Hi Daniel , David,
Under normal circumstances where you have different search procs picking up moves in parallel and searching , the possibility that you will get same node count between release and debug , and even between diff runs of same version is going to be quiet tough.
That said , the algorithm that you mention (Daniel) should not suffer from this - and you _should_ get same node count (Assuming I am not missing something critical here !). This can be a very vital debugging tool ! At a glance you see if there is something amiss.
I like Antony mentioned , I find debugging a multiprocessor version infinitely more easier than a multithreaded version.
Other than other benifits , specifically in our case , the interactions are limited to the shared mem variables.
So you know exactly were to concentrate looking for bugs in case there are any.
You dont need to try to break your head about all the other possible globals that are interacting (and much as I like - it is impossible to efficiently eliminate all globals).

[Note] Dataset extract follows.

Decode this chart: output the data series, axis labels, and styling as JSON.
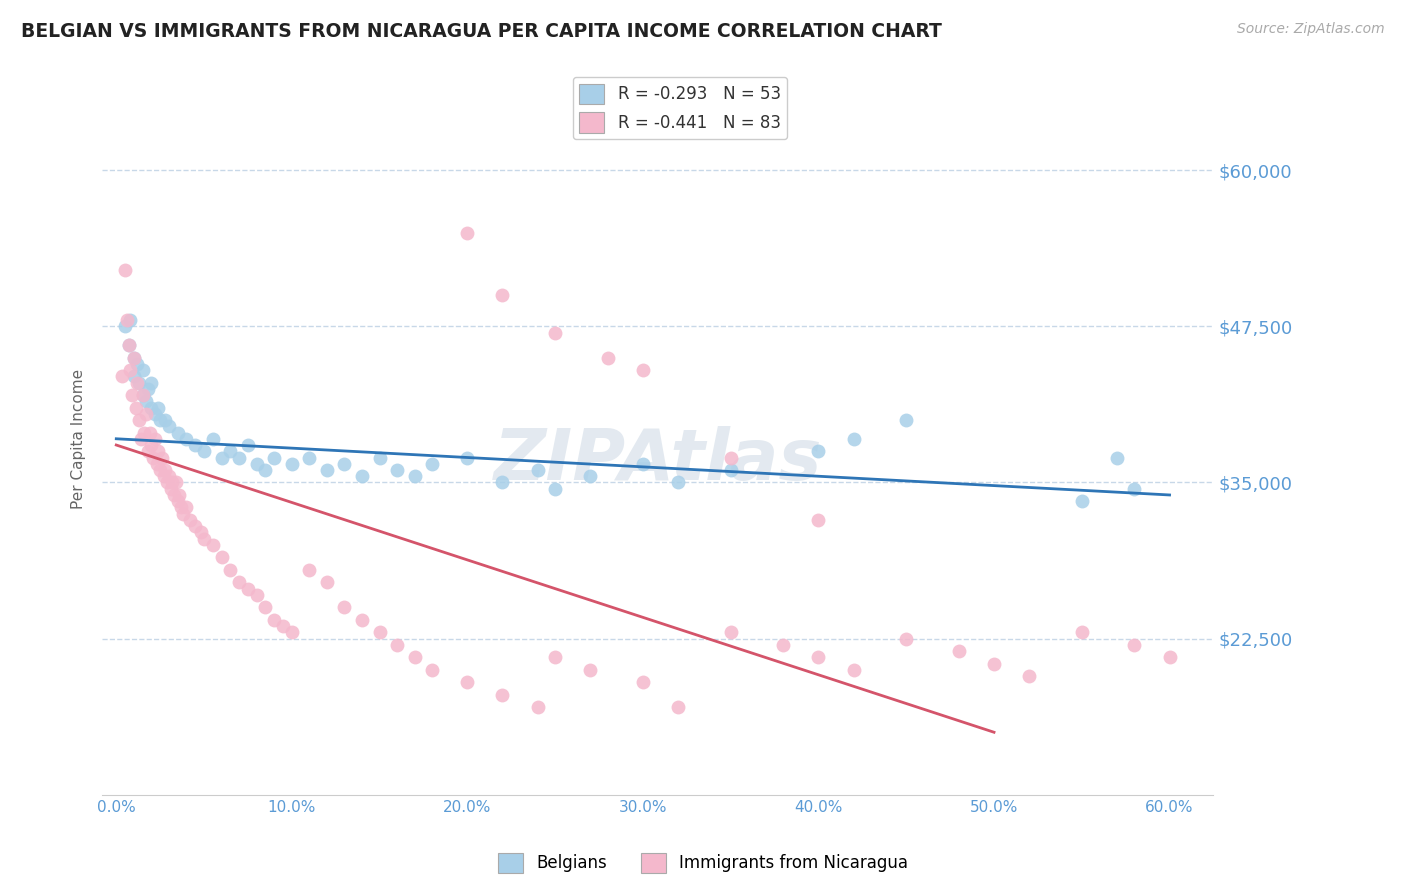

That being said (maybe too late for you guys to change impl , or it is a design decision with other considerations I am not aware of , personal preferance , etc !) , let us try to analyze possible solutions to our problems.
@Daniel
for each of the moves
{
if(first move ||
no idle processor)
search normally()
else
search_with_thread()
}
Wait for helper threads to finish();
1) Just wondering , does search_with_thread() return only after search has already started in the new thread ?
Is this an active push to idle threads or do idle threads pull possible split points from some queue/list ?
2) How do you handle a fail high from the child thread ?
3) Hope you use lockless hashing/some locked hashing strategy !
4) Your move generation stack is consistent across processors right ?
(You need to have a per thread move generation stack or something like that)
5) Hope you are validating all cached/hashed moves before making them.
6) Since you have ruled possibility of race condition (there are n number of possible race conditions even in your algo , but we will come to that later) , then what Antony suggested is actually ideal for you.
Dump everything into a file , make a GUI based viewer of logfile and drill down - it is as simple as that.
The GUI might take some time writing - but trust me , you will always be happy with the 1 week you invested in it for the hundreds of bugfixing weeks it saved you ! (and please using some tree like UI , so that you can selectively go into or step out of subtree's , very intutive and easy to use and understand when you analyse logfile along with source code).
7) It helps in debugging if you support multiple platforms (assuming you dont use platform specific api , assembly , etc). Even when things run smooth in one platform (read platform here as triplet of HW/OS/compiler combination) , you will see probs in other or errors/warnings on other will make more sense , etc. So you might want to look into that direction also ...
8) -D_REENTRENT was for *nix : I think there is similar flags for windows (multithreaded dll or something in vc) : dont remember.
Hope this helps !
I got some really quality feedback and help when I wrote my MP version and I was ever grateful for it and it saved tonnes of my time and patience (which was running pretty towards middle) - I know how frustrating it can get , but dont ever give up !
The feeling is just too amazing when you see your MP version do 3.8x effective speedup on a quad
@David
Are you using a parallel engine ? If yes , then the counts need not be same on general principles ...
If no , then you have a bug(s)
Like I mentioned to Daniel , a search dump and analysis would be simple way to start : you have got some suggestion I see at CC which were general heurestics I can suggest to track this down
More info on what you observe would be great too !
Hope this helps,
Regards
Mridul